The FDA granted approval to Brukinsa (zanubrutinib) capsules, developed by Beijing-based biotechnology company BeiGene, for the treatment of adult patients with mantle cell lymphoma (MCL) who have received at least one prior therapy, the administration said in a press release.
"Mantle cell lymphoma usually responds well to initial treatment, but eventually returns or stops responding, and the cancer cells continue to grow. This is a life-threatening condition," the FDA quoted Richard Pazdur, director of the FDA's Oncology Center of Excellence and acting director of the Office of Oncologic Diseases in the FDA's Center for Drug Evaluation and Research, as saying.

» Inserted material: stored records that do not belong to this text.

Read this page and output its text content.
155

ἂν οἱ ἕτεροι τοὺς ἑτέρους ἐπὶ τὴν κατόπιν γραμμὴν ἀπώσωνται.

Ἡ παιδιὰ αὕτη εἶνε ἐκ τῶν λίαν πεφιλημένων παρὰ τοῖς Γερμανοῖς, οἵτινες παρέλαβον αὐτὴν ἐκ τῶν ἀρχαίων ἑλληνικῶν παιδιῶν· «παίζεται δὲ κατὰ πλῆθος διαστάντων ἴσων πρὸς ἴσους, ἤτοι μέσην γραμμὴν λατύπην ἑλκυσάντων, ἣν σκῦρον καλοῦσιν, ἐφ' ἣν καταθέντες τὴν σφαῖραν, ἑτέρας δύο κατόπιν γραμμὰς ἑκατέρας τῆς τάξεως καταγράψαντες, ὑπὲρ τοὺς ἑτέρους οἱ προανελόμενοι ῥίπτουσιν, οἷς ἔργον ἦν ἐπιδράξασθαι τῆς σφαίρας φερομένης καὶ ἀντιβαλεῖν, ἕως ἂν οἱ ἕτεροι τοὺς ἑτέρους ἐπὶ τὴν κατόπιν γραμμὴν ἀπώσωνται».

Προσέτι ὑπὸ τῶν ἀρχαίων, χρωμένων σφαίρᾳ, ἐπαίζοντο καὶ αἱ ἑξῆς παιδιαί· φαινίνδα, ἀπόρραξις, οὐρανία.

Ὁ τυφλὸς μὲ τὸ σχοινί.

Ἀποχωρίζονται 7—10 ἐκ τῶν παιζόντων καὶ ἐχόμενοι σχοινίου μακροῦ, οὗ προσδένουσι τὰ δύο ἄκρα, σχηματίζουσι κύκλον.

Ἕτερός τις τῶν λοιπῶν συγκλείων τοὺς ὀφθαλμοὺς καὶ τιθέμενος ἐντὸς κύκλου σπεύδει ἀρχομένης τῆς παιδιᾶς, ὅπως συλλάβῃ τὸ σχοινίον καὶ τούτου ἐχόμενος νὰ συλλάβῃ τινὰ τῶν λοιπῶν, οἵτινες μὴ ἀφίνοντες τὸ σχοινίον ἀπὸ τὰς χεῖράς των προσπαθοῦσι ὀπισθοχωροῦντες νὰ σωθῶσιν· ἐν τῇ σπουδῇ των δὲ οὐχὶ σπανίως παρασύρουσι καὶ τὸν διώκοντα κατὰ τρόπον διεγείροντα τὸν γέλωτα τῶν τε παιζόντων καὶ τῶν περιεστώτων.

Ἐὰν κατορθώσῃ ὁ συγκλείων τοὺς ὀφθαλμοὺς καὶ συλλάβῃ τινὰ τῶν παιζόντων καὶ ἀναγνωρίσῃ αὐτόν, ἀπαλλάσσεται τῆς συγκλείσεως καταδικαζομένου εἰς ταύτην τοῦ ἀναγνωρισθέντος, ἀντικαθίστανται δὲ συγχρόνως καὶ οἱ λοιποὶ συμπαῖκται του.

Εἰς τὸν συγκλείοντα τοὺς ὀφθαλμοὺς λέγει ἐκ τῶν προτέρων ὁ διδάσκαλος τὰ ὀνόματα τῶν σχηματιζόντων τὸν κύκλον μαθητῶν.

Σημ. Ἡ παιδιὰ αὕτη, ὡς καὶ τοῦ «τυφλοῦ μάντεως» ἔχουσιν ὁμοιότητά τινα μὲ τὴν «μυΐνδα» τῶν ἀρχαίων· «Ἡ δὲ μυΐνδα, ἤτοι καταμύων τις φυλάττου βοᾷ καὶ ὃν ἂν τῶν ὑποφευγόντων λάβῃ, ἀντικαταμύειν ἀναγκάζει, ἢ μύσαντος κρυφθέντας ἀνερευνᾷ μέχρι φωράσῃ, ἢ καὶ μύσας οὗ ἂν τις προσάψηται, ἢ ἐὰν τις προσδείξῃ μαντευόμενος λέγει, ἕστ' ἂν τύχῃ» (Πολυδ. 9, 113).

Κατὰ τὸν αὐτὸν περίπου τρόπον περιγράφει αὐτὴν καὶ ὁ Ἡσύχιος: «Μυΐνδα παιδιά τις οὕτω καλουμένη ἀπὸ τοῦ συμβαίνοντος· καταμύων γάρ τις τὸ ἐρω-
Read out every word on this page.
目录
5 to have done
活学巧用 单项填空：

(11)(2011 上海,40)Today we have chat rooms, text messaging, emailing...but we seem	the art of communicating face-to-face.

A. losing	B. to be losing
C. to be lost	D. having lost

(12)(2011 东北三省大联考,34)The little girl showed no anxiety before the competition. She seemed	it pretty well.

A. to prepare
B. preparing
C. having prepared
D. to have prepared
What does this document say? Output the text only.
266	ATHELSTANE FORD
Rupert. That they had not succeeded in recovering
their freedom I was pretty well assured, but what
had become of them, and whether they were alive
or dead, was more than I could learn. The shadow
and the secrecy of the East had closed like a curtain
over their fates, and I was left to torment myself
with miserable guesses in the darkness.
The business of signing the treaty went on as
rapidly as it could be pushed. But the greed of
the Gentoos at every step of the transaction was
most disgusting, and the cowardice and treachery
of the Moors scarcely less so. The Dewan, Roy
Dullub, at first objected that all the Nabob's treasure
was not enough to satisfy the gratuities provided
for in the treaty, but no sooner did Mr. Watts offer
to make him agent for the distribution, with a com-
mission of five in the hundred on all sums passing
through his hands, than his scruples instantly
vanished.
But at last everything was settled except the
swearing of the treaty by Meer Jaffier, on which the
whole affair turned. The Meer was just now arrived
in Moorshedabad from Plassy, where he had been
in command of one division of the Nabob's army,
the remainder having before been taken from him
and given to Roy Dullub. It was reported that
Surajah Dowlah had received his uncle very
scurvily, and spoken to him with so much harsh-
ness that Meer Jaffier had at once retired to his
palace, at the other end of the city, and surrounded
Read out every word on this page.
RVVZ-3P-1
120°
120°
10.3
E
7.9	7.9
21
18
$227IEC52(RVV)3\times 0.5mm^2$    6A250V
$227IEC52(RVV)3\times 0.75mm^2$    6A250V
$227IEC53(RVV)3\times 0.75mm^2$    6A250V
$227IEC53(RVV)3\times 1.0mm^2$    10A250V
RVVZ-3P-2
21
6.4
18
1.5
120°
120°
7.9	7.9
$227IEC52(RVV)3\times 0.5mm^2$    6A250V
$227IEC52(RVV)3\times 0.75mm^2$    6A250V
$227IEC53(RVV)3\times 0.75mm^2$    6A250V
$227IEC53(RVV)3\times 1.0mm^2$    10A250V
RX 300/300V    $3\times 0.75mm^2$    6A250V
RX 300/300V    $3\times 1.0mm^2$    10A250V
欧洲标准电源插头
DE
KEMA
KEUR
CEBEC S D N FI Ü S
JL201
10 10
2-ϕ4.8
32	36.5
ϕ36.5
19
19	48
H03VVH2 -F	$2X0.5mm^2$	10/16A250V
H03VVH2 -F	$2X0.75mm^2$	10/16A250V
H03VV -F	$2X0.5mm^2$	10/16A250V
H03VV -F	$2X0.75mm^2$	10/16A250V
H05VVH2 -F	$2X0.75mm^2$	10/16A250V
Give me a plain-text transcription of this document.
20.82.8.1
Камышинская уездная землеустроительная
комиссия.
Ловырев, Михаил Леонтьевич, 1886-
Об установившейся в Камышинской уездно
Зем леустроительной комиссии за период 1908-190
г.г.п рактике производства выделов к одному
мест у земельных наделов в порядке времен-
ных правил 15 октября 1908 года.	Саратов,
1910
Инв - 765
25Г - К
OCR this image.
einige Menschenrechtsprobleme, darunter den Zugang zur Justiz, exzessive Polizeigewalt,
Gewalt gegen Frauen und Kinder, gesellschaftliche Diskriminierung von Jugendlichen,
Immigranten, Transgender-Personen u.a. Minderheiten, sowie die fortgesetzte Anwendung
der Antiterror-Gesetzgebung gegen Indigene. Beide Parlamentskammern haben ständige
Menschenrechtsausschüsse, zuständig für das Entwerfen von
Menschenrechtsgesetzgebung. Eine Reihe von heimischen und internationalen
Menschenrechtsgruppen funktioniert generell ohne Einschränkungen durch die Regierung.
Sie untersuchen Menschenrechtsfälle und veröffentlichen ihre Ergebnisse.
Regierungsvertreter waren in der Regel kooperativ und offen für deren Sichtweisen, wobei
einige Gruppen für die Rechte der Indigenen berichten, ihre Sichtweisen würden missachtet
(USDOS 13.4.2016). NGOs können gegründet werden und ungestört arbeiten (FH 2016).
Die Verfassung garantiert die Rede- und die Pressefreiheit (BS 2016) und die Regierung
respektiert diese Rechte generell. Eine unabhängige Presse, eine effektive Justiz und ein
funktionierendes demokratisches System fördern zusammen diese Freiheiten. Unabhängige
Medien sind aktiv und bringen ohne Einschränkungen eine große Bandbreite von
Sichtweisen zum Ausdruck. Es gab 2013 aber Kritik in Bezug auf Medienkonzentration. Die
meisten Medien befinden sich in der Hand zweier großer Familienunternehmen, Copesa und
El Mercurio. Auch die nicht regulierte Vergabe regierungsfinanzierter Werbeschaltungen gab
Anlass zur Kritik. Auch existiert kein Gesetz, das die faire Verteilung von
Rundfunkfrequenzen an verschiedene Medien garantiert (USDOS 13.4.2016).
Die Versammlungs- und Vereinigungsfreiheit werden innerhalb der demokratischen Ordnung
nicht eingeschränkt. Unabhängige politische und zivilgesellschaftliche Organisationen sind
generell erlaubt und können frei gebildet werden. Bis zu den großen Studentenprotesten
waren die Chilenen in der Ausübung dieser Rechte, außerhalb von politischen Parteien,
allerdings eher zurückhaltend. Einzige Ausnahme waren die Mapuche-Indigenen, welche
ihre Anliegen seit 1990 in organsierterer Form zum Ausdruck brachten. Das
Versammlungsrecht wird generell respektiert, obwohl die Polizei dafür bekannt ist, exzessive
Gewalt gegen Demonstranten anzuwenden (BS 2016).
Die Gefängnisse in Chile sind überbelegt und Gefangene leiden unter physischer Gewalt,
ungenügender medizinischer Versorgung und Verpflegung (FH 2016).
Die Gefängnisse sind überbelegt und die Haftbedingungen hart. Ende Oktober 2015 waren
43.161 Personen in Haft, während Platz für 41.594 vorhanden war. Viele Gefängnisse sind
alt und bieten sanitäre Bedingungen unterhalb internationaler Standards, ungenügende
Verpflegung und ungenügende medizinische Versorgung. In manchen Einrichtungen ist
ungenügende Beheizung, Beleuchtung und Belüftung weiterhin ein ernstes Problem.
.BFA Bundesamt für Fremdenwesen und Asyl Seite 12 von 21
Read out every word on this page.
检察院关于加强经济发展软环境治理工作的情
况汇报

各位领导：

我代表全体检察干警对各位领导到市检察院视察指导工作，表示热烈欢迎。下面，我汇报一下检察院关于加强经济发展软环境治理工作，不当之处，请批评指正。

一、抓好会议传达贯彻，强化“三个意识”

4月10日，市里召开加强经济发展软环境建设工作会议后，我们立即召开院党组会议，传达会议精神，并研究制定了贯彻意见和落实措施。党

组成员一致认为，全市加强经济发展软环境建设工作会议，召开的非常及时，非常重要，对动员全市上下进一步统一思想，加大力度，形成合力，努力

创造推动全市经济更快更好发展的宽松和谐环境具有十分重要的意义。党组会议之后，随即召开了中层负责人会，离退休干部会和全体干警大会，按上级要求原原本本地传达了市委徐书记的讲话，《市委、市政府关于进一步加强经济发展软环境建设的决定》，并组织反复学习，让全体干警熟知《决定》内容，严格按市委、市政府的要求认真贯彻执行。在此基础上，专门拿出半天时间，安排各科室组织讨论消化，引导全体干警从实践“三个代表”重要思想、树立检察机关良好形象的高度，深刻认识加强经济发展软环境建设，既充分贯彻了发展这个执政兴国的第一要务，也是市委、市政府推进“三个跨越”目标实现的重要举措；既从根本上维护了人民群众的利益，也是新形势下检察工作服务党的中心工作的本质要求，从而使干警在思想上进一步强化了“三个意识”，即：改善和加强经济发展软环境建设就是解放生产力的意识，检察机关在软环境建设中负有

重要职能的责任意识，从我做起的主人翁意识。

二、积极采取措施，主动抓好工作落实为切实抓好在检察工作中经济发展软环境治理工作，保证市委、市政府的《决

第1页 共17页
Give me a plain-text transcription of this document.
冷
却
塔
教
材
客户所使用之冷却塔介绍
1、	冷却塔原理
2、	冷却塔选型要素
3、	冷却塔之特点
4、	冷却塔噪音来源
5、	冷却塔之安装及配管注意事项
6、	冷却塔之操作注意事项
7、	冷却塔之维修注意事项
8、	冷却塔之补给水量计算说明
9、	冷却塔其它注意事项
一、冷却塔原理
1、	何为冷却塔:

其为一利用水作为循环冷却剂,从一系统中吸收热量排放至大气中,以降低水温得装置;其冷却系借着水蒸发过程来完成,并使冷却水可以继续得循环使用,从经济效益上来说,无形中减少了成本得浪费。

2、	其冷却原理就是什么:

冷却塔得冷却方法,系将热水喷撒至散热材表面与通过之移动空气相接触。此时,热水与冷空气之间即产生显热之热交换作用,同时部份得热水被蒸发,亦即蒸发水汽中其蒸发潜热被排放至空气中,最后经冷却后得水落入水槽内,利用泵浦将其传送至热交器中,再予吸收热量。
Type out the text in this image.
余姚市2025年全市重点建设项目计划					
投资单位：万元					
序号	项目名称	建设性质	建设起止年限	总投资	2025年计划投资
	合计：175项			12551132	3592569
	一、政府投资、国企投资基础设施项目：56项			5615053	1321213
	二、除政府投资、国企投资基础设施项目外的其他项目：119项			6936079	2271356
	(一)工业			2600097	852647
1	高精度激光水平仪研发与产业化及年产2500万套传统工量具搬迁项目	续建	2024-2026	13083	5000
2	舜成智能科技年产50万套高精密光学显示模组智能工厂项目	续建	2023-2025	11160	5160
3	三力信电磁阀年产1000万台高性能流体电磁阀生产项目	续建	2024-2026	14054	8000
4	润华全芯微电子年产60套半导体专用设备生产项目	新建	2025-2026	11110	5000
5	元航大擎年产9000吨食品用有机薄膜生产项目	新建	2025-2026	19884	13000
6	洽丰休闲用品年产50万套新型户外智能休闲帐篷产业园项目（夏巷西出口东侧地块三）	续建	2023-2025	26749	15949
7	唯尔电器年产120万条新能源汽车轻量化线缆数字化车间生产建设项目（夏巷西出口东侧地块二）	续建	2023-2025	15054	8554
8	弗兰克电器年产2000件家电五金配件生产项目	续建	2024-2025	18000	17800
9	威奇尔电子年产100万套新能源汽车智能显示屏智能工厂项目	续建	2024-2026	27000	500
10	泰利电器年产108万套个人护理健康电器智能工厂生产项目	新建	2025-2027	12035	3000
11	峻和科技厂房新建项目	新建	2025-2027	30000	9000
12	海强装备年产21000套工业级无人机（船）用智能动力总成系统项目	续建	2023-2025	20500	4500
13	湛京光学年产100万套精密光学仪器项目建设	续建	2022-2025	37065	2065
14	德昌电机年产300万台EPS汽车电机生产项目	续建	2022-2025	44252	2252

"For patients whose disease relapses or becomes refractory, secondary therapies may be successful in providing another remission, and today's approval will provide patients with another treatment option," said Pazdur.
In a single-arm clinical trial including 86 patients with mantle cell lymphoma who had received at least one prior treatment, 84 percent of patients had tumor shrinkage with a median duration of response of 19.5 months, the FDA said.
This trial was supported by an additional single-arm trial that included 32 patients, in which 84 percent of patients had tumor shrinkage with a median duration of response of 18.5 months, the FDA added.
"Today we have a new option for our adult patients who have received one prior systemic or targeted therapy and are living with MCL, an aggressive blood cancer that's often diagnosed at a more advanced stage," Wang Luhua, a professor of the University of Texas MD Anderson Cancer Center, and Brukinsa's clinical trial investigator, said in a statement.